Der gesamte KRR Chat besteht aus drei Funktionen. Hier ist der vollständige Inferenz-Code – lesbar, kommentiert, ohne Tricks. Der komplette Quellcode umfasst ~120 Zeilen JavaScript.
1. encode() – Wörter in Zahlen verwandeln
Die Feature-Abbildung \(\phi(x)\): Jedes Wort wird per Hash-Funktion auf einen Index abgebildet. Die Position im Kontext bestimmt das Gewicht – spätere Wörter zählen stärker, weil sie näher am vorherzusagenden Wort liegen.
// Wort → Hash-Index (0..127). Jedes Wort bekommt einen "Fingerabdruck".
function hash(word) {
var h = 0;
for (var i = 0; i < word.length; i++)
h = (h * 31 + word.charCodeAt(i)) >>> 0;
return h % 128; // 128 Buckets
}
// Kontext (5 Wörter) → Feature-Vektor (1024 Dimensionen)
// Jedes Wort belegt eine Position × Hash-Bucket.
// Positionsgewichtung: spätere Wörter zählen stärker.

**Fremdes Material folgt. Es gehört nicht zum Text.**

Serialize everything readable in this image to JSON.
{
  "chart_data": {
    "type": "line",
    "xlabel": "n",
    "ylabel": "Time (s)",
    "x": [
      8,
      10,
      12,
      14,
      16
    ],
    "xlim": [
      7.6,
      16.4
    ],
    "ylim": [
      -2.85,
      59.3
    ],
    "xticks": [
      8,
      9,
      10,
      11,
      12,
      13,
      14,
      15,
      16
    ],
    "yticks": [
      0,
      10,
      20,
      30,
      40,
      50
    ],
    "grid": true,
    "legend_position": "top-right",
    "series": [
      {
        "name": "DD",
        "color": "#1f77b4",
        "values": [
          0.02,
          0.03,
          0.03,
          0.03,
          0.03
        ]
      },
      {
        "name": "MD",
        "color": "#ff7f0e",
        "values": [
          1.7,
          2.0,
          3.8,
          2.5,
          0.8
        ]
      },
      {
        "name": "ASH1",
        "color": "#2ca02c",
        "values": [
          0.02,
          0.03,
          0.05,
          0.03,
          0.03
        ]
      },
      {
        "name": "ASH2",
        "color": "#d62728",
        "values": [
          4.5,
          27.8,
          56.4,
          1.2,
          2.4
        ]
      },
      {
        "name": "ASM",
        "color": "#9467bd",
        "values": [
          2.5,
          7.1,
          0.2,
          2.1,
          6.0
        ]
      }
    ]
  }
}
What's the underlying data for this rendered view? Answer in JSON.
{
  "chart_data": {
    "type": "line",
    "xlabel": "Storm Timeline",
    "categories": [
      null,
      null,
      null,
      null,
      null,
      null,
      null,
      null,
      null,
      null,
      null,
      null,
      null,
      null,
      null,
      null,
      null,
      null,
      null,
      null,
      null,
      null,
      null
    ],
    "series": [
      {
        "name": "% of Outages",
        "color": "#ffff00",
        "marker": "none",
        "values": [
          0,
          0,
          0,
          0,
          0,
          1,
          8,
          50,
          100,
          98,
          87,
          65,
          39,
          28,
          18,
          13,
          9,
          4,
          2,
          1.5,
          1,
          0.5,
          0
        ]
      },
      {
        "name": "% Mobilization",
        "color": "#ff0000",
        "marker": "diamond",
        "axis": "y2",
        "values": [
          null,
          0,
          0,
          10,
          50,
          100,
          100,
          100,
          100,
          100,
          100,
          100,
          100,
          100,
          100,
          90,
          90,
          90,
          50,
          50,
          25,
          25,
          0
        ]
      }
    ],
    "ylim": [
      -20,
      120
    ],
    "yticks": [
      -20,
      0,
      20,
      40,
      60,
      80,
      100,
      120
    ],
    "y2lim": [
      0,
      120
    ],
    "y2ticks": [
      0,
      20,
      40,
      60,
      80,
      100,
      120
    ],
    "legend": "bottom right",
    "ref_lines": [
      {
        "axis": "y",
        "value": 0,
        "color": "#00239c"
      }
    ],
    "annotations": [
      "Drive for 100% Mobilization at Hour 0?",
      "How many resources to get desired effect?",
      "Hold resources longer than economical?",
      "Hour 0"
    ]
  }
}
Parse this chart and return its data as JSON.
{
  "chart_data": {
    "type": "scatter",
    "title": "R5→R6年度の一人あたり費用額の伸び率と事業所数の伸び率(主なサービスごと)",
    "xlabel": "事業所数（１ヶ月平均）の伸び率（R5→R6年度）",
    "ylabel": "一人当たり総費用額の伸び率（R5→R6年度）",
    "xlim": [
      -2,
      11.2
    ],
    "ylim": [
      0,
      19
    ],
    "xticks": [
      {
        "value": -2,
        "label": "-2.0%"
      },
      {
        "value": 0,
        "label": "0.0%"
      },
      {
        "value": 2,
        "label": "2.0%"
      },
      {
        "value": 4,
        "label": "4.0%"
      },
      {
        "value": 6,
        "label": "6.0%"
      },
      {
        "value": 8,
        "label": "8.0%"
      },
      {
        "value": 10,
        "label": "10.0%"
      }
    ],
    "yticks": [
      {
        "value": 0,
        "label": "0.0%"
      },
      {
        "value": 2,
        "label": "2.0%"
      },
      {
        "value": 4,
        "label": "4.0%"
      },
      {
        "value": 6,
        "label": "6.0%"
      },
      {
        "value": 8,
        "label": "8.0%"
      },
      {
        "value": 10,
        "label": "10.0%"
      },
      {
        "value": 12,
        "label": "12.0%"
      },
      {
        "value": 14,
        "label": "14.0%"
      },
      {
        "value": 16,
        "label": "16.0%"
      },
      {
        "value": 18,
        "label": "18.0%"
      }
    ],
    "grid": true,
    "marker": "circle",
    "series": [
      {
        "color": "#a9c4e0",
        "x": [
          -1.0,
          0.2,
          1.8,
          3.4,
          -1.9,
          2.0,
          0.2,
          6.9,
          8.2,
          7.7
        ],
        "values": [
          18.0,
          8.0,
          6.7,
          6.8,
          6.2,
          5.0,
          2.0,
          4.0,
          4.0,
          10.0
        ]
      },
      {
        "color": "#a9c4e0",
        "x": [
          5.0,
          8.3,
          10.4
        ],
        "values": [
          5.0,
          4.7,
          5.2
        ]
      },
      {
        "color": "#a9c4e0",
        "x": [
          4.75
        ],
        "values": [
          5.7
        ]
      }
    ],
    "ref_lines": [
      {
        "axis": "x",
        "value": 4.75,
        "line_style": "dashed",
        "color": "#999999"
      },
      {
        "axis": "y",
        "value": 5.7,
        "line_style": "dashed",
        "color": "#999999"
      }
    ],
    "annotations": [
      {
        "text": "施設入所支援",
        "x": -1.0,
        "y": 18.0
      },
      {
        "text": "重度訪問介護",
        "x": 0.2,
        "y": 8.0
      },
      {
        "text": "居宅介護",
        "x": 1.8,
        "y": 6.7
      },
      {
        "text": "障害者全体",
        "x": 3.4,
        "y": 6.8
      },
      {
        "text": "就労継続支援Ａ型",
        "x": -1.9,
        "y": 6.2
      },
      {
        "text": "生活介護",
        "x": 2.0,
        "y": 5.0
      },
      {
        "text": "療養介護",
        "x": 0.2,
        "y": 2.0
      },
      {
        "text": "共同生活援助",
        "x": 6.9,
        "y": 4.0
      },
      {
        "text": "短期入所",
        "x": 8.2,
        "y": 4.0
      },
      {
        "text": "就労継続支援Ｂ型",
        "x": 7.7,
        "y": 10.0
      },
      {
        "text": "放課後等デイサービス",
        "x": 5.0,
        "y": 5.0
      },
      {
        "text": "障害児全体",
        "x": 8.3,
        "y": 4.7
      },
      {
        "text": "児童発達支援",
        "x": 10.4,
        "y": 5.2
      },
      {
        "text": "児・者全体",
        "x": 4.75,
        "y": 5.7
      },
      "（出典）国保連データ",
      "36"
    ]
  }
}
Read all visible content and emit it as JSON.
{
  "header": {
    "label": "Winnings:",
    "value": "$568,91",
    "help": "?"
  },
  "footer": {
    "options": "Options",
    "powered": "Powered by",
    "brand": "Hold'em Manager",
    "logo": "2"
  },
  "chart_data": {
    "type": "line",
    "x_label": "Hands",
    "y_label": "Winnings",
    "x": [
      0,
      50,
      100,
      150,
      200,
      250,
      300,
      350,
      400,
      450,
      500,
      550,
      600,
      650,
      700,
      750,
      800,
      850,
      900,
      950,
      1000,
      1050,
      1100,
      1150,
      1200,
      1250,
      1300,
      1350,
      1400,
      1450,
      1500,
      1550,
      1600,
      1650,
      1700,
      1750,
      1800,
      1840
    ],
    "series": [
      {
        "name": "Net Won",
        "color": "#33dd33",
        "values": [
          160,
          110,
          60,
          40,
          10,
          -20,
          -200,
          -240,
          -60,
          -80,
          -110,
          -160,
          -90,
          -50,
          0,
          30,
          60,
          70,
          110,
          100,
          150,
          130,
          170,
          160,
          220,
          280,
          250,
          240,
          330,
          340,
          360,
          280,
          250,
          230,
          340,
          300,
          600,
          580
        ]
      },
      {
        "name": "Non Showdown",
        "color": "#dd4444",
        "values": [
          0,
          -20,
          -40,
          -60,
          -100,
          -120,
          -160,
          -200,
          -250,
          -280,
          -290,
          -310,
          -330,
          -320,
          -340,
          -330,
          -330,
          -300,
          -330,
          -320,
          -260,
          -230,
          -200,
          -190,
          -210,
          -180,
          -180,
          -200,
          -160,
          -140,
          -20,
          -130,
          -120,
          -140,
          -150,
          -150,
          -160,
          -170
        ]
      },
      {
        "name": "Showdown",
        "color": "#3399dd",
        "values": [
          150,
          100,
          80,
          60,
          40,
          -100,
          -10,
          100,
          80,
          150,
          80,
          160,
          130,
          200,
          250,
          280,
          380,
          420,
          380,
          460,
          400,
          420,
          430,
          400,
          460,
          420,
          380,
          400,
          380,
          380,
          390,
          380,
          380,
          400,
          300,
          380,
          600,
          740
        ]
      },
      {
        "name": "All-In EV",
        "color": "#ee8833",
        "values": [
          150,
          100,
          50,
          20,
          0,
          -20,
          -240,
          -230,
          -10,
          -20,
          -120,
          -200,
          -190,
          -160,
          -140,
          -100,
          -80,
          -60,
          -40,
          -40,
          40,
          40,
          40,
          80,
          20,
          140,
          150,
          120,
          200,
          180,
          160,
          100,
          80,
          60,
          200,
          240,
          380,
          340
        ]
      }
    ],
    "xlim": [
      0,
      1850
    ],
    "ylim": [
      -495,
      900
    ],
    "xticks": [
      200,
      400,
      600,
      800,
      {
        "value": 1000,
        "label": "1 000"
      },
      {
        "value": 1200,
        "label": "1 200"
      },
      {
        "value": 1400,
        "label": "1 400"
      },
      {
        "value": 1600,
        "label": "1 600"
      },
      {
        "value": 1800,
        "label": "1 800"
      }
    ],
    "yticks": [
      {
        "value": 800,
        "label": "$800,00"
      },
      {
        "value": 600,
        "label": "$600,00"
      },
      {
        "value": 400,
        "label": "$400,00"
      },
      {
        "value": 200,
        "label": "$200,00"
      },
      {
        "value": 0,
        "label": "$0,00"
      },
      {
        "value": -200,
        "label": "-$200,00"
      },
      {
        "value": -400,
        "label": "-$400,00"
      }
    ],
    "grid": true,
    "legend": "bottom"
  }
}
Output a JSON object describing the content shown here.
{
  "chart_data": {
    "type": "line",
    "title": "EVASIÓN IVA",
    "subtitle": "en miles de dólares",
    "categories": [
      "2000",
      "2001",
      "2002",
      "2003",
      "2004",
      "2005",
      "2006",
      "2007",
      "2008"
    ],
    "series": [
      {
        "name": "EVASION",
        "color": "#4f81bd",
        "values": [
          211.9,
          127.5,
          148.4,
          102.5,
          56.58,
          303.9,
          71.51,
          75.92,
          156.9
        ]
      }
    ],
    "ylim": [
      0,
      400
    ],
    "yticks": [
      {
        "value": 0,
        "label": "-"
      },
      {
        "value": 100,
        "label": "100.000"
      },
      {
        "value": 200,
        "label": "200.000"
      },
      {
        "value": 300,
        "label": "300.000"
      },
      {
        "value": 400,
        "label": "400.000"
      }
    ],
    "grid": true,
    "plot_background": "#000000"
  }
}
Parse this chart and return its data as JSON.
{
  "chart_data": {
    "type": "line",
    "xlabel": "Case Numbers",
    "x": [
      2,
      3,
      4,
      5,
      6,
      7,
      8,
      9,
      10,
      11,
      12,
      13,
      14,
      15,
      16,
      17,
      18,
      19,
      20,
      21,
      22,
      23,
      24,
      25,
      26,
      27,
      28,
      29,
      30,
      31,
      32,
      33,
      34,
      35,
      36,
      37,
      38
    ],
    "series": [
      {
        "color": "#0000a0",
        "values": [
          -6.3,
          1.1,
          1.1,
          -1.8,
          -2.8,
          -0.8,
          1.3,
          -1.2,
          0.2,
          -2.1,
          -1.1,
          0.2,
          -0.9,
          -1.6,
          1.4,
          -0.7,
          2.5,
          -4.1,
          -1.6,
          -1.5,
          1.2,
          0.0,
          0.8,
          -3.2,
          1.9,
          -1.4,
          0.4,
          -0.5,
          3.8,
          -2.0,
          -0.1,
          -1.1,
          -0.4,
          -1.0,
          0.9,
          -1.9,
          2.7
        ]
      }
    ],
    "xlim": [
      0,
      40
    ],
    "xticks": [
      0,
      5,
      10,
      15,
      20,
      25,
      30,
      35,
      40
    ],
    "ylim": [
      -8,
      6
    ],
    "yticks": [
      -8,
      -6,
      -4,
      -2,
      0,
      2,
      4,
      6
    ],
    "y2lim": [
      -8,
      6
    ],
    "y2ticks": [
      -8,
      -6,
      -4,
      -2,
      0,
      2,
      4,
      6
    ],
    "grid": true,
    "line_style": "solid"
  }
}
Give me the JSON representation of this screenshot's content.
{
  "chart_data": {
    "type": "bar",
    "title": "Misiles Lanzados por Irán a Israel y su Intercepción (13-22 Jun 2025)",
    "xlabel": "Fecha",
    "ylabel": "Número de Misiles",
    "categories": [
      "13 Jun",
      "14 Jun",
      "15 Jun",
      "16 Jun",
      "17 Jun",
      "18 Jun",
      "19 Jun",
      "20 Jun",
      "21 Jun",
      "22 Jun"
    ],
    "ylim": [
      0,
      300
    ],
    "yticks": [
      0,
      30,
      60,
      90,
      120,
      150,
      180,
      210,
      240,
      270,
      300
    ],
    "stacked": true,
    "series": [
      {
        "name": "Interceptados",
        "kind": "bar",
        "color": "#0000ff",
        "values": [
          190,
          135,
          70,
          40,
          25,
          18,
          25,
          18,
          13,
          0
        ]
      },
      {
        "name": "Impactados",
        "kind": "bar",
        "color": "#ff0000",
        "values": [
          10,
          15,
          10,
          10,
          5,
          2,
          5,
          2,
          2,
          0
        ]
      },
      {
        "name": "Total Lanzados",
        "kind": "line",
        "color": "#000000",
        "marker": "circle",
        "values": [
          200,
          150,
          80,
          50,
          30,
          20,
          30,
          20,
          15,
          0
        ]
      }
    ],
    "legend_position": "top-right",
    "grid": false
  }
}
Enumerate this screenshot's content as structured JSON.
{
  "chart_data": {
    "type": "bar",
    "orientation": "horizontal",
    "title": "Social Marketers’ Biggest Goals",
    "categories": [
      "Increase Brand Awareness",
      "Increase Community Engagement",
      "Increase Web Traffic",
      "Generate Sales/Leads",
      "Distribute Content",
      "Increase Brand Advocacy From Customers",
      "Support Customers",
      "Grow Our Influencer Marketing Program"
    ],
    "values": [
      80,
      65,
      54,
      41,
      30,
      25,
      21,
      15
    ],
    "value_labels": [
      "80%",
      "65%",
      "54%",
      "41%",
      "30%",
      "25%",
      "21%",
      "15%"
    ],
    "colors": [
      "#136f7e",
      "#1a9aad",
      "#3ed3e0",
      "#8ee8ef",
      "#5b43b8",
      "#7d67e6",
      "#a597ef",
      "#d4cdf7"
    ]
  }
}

function encode(context) {
var features = new Float32Array(1024); // 5×128 + 3×128
for (var pos = 0; pos < 5; pos++) {
var weight = 0.4 + 0.6 * (pos / 4); // 0.4 → 1.0
features[pos * 128 + hash(context[pos])] += weight;
}
return features;
}
Mathematik: Das ist \(\phi(x)\) – eine Feature-Abbildung, die Wörter in einen hochdimensionalen Raum einbettet. Statt jedes Wort als One-Hot-Vektor darzustellen (was bei 505 Wörtern Vokabular 505 Dimensionen pro Position bräuchte), komprimieren wir per Hash auf 128 Dimensionen. Hash-Kollisionen sind unvermeidlich (505 Wörter auf 128 Buckets ≈ 4 Kollisionen/Bucket), aber das Modell lernt trotzdem – solange die Kollisionsrate niedrig genug ist.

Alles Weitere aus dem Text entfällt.